I really, truly try to avoid sticking my nose into other countries’ political squabbles but sometimes I just can’t resist. So here it is. I won’t talk about it a lot.

I think what’s referred to as a “two-state solution” for Israel and Palestine is nonsense. IMO there is no solution to the problem between the Israelis and the Palestinians. A “one-state solution” in which Israel, Gaza, and the West Bank are all incorporated into Israel is neither just nor sustainable. Why? Simple—the number of Muslim Arabs would be greater than the number of Jewish Israelis. If the Muslim Arabs of Gaza and the West Bank get the vote, Israel would quickly cease being a Jewish homeland, liberal, or democratic. If Muslim Arabs of Gaza and the West Bank do not get the vote, Israel would cease being liberal and democratic by definition.

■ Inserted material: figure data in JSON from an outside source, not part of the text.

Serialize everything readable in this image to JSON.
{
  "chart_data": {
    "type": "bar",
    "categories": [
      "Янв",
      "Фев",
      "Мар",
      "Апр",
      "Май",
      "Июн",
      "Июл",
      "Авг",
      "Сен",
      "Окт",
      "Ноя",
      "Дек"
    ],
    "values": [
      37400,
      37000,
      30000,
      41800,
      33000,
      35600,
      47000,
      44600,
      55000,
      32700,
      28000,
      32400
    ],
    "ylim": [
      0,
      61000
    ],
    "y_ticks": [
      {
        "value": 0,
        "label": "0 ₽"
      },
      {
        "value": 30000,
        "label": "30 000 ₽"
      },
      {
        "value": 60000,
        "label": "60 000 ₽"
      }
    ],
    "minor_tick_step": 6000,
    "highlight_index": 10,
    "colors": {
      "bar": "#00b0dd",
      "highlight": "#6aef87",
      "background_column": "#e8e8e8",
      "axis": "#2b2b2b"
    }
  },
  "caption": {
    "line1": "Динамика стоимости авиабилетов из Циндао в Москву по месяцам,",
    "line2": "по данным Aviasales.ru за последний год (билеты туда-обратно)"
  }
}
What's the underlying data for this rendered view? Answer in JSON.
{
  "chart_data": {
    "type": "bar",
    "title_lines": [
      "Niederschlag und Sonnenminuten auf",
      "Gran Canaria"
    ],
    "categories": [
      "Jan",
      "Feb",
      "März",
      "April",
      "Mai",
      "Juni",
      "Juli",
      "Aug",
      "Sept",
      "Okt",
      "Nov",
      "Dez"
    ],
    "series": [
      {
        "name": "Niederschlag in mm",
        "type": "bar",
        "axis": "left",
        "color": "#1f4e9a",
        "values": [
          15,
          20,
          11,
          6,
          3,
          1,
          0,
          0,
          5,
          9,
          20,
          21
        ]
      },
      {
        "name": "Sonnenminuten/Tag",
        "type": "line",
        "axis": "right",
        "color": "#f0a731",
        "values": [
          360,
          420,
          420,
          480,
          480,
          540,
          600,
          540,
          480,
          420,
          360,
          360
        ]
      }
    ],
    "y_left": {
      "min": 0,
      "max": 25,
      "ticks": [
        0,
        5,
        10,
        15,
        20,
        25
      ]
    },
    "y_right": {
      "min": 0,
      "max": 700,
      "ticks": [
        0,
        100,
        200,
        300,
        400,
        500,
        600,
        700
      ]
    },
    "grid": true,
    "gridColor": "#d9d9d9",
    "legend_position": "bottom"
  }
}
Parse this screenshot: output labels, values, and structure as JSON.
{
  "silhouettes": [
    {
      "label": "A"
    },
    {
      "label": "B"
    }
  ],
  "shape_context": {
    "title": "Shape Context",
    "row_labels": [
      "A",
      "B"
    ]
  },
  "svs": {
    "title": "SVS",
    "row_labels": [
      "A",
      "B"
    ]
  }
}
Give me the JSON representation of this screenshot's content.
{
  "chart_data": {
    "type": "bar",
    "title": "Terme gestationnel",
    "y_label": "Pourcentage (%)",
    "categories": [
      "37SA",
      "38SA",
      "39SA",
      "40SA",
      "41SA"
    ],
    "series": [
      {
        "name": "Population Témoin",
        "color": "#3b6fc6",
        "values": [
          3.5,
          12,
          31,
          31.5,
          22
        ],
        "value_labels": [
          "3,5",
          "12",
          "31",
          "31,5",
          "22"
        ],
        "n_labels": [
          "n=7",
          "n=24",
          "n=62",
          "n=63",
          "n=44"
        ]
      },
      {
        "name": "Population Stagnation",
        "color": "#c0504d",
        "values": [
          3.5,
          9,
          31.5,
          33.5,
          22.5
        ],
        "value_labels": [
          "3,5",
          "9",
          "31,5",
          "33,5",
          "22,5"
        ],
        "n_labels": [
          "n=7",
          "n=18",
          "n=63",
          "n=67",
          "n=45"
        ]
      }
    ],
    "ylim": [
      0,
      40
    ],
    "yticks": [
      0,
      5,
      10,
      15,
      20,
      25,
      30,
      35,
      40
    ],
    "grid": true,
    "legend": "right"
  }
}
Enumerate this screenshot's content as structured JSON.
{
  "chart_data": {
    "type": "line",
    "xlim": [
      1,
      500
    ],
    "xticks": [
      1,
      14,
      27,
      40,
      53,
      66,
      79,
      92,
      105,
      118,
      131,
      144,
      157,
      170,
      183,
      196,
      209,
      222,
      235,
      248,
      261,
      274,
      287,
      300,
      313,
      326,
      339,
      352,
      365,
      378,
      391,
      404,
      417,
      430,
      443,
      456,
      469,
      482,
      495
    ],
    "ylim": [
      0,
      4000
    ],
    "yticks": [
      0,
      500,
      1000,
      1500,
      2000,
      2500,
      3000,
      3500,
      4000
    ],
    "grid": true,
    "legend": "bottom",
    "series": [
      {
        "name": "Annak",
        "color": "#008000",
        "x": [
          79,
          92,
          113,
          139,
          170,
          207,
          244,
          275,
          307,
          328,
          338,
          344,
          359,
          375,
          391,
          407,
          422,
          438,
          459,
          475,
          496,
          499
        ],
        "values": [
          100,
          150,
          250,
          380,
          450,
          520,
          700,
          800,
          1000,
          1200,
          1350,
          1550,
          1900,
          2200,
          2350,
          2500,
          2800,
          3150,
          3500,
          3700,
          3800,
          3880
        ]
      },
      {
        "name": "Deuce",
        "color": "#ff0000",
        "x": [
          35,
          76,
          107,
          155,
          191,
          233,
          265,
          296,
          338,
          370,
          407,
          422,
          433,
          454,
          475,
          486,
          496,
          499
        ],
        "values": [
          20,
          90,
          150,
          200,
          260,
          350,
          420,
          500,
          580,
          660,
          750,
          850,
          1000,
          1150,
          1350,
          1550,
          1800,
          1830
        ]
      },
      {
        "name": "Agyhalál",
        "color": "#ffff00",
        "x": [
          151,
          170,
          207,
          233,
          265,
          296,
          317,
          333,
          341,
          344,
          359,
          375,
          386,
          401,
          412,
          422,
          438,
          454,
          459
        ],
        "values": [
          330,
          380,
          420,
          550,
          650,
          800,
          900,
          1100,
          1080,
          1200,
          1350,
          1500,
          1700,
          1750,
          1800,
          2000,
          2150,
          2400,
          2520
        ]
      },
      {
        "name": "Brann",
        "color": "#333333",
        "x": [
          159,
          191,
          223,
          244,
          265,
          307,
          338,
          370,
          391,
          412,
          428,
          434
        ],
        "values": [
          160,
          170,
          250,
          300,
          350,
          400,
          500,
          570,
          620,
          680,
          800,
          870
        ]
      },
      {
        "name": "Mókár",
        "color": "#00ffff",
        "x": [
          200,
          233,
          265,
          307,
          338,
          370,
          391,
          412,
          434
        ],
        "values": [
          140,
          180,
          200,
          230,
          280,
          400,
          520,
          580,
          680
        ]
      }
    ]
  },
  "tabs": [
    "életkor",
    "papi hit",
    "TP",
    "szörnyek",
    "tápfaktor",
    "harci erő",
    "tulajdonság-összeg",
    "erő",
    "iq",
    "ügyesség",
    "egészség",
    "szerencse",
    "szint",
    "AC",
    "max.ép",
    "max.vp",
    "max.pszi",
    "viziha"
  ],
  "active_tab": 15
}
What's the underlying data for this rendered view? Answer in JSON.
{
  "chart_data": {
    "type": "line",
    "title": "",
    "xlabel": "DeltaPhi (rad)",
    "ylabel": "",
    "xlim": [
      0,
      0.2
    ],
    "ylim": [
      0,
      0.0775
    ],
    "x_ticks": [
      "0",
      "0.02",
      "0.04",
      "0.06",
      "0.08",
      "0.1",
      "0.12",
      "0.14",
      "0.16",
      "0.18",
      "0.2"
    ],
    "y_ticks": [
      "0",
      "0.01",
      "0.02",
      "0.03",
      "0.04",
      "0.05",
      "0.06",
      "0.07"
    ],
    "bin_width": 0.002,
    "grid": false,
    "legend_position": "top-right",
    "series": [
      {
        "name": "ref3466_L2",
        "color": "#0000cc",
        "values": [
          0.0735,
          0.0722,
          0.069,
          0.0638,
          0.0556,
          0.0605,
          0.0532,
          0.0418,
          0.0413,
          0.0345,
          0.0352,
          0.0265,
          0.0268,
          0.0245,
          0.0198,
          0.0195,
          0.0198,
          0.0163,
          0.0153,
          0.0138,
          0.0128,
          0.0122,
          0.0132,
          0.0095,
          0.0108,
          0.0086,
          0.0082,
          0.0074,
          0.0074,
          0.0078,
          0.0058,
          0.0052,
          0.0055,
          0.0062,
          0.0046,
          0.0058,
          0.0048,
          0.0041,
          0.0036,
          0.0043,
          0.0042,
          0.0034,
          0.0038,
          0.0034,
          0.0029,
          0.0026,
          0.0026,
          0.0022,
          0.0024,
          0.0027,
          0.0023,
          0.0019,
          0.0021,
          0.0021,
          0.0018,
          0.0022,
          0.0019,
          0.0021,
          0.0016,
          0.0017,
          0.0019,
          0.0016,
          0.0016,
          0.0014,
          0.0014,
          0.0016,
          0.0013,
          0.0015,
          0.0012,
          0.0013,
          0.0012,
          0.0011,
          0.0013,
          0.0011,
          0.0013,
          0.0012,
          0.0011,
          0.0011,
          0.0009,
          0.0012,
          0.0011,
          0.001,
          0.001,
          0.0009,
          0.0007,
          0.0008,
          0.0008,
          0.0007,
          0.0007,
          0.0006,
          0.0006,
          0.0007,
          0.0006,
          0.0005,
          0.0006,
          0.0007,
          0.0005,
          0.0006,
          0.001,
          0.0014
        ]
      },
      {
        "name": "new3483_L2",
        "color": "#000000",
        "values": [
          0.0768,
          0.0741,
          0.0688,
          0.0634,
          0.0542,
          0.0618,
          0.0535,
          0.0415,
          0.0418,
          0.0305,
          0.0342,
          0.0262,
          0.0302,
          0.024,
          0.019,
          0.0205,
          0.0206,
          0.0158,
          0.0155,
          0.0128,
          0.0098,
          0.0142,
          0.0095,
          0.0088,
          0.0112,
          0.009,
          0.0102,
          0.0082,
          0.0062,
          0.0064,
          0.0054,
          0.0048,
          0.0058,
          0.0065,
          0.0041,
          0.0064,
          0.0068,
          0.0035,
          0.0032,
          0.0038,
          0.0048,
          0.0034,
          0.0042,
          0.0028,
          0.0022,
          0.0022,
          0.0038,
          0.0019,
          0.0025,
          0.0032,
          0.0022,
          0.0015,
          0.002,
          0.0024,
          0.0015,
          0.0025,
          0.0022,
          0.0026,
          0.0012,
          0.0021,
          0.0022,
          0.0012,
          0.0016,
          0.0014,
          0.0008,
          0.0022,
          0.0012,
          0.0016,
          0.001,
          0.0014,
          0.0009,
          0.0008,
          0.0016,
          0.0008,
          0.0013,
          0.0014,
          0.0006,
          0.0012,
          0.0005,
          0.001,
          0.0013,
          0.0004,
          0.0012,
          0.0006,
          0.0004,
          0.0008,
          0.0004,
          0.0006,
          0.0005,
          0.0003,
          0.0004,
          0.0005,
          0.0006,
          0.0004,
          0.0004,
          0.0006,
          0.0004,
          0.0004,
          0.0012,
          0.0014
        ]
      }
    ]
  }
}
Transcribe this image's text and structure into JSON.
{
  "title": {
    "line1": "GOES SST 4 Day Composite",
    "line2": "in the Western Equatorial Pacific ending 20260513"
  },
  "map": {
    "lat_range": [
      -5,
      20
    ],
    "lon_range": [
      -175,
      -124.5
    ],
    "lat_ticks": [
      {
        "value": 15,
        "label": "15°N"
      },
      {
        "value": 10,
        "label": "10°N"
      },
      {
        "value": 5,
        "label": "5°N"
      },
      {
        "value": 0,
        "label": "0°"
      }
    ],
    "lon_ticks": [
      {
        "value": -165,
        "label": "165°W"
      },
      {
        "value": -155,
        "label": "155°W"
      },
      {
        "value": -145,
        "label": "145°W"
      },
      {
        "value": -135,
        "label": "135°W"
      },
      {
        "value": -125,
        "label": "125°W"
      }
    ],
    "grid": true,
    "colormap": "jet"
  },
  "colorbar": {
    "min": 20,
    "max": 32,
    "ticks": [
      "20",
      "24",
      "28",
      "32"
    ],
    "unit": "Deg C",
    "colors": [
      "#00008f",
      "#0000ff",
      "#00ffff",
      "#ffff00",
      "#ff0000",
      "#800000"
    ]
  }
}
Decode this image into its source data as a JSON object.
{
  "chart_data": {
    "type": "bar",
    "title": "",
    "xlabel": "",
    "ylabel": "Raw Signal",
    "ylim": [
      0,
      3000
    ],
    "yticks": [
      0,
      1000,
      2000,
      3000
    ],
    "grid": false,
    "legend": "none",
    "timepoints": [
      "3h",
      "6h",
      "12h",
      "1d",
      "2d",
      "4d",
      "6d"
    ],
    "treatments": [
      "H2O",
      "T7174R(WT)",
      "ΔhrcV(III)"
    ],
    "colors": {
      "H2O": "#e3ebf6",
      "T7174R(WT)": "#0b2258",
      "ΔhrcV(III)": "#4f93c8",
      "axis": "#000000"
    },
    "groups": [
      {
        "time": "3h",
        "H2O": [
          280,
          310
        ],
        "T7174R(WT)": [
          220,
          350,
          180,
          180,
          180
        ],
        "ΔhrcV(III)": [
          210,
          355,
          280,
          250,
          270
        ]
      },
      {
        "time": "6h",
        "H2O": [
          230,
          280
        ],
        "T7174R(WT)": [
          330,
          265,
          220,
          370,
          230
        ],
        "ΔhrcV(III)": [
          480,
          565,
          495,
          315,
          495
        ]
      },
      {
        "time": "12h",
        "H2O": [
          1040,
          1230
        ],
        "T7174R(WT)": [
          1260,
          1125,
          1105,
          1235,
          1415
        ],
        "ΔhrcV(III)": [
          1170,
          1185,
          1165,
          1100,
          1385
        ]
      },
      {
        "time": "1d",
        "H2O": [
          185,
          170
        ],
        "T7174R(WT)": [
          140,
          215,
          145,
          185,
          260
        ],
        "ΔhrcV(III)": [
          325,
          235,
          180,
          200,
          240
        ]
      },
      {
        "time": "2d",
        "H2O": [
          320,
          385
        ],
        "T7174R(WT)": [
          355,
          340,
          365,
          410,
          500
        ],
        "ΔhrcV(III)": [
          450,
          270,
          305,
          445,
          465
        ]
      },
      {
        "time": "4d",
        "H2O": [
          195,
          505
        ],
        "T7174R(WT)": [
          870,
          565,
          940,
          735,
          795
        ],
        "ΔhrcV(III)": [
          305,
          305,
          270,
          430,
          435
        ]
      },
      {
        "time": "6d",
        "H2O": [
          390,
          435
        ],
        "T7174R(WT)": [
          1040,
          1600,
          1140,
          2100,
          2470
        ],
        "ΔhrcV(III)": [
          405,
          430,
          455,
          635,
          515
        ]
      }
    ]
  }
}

To understand why the “two-state solution” is nonsense just consider the situation of Gaza over the last couple of decades. There has been a de facto two-state solution in place over that period. Have the people of Gaza flourished economically, politically, or socially? No. Gaza has been an incubator for Islamist extremism. Why would a de jure two-state solution be any different? I don’t see it.

I think the conflict between the Israelis and Palestinians is what’s called a “wicked problem” but it’s not our wicked problem. We need to be a little less full-throated in our support for Israel than we have been.